Ils pataugèrent pendant deux heures, Carmona et ses ouvriers restaient invisibles, Sergent regardait sa montre avec impatience.

– Je ne vais pas pouvoir rester plus longtemps. Il est impossible de faire cette route de nuit. Je dois partir maintenant.

Ils déchargèrent le contenu de la camionnette au milieu de la cour. Sergent lui fit visiter sa maison avec son rideau de porte en moustiquaire, deux pièces sans fenêtre sommairement meublées, une étroite salle à manger avec une table en bois, trois chaises en osier et un coin cuisine avec un four à bois, un évier avec un robinet, un placard à provisions, une chambre à coucher avec un poêle Mirus, une armoire et un lit enveloppé d’une moustiquaire en dais.
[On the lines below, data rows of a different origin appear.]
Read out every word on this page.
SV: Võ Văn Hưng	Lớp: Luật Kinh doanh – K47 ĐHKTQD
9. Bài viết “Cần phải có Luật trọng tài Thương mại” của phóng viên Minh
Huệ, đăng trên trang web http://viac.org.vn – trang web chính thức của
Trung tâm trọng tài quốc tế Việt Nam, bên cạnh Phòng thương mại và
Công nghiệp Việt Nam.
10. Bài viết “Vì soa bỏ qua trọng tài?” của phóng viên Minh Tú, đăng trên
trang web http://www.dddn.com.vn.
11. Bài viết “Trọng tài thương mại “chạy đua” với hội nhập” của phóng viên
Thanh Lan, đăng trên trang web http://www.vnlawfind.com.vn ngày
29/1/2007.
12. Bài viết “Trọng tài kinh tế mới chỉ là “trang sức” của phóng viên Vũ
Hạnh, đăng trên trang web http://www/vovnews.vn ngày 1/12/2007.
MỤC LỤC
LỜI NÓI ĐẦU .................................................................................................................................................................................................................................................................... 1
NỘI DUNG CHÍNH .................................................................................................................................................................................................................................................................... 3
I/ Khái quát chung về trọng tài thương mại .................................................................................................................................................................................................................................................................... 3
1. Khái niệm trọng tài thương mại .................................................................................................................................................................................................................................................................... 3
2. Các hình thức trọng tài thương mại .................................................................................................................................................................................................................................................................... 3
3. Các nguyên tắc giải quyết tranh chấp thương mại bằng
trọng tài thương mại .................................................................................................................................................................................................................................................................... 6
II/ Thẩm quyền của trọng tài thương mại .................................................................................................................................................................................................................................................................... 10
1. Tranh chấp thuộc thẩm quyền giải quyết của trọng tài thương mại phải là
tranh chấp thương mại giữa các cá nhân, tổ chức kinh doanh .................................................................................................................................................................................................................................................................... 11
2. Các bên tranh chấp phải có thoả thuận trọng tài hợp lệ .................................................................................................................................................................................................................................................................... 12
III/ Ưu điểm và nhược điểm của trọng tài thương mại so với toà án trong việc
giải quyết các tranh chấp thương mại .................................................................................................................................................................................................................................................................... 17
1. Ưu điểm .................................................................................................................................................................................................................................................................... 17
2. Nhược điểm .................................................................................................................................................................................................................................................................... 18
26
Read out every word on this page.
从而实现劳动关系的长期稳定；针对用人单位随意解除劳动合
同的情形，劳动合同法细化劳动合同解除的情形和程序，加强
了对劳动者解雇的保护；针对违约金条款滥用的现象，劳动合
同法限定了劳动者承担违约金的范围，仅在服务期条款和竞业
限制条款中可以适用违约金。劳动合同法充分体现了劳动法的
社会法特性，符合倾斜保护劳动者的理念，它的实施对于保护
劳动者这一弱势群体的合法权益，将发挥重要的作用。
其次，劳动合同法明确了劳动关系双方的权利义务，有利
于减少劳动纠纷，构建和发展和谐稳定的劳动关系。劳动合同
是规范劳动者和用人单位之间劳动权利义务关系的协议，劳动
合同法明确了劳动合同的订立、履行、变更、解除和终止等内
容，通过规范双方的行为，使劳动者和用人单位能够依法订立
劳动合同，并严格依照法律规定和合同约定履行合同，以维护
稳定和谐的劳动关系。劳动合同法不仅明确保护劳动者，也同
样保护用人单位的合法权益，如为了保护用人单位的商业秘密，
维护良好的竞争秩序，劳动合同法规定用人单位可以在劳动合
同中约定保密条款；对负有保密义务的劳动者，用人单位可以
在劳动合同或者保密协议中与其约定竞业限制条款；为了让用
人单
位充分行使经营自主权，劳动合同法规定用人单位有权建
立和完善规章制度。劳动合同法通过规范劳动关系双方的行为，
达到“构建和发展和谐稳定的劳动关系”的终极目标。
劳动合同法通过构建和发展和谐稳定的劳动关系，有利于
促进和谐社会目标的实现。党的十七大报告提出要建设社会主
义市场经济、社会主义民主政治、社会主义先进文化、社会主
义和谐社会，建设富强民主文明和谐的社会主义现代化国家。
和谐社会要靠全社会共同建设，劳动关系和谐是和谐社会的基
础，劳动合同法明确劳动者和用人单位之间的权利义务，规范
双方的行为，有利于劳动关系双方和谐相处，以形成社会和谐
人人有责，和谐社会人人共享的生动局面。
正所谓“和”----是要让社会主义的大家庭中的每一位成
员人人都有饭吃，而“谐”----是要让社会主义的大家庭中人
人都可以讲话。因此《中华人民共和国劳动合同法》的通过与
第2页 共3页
– C’est spartiate bien sûr mais le matelas est confortable. L’important est à côté.

La deuxième maison était plus spacieuse, toujours sans fenêtre, elle servait de laboratoire et, avec sa paillasse en porcelaine, son matériel soigneusement aligné sur des étagères, ses ampoules à brome et à décanter, ses ballons, ses becs Bunsen, ses éprouvettes, ses tubes à essai et trois microscopes, on aurait pu se croire à l’Institut. Une armoire à pharmacie contenait quelques médicaments. La mission de Joseph était double : soigner les indigènes et mettre en place le programme de prévention contre le paludisme. Contre un mur, un lit de camp avec une couverture marron et une moustiquaire roulée le long du mur.

– La troisième maison, c’est celle de Carmona. Il ne tardera pas à rentrer.

Sergent l’aida à transporter et à ranger les caisses dans le laboratoire.

– Dupré vous ravitaillera dans quatre ou cinq semaines. Vous avez une bonne réserve de nourriture. Notez ce dont vous avez besoin, il vous l’apportera la fois d’après. S’il y a une urgence, voyez avec Carmona. Prenez votre temps pour vous installer, ici les heures s’écoulent différemment, on n’est jamais pressé ; demain ou après-demain ou la semaine suivante, c’est pareil. On s’éclaire avec la lampe à pétrole, on se lève et on se couche avec le soleil. Bon courage, Kaplan.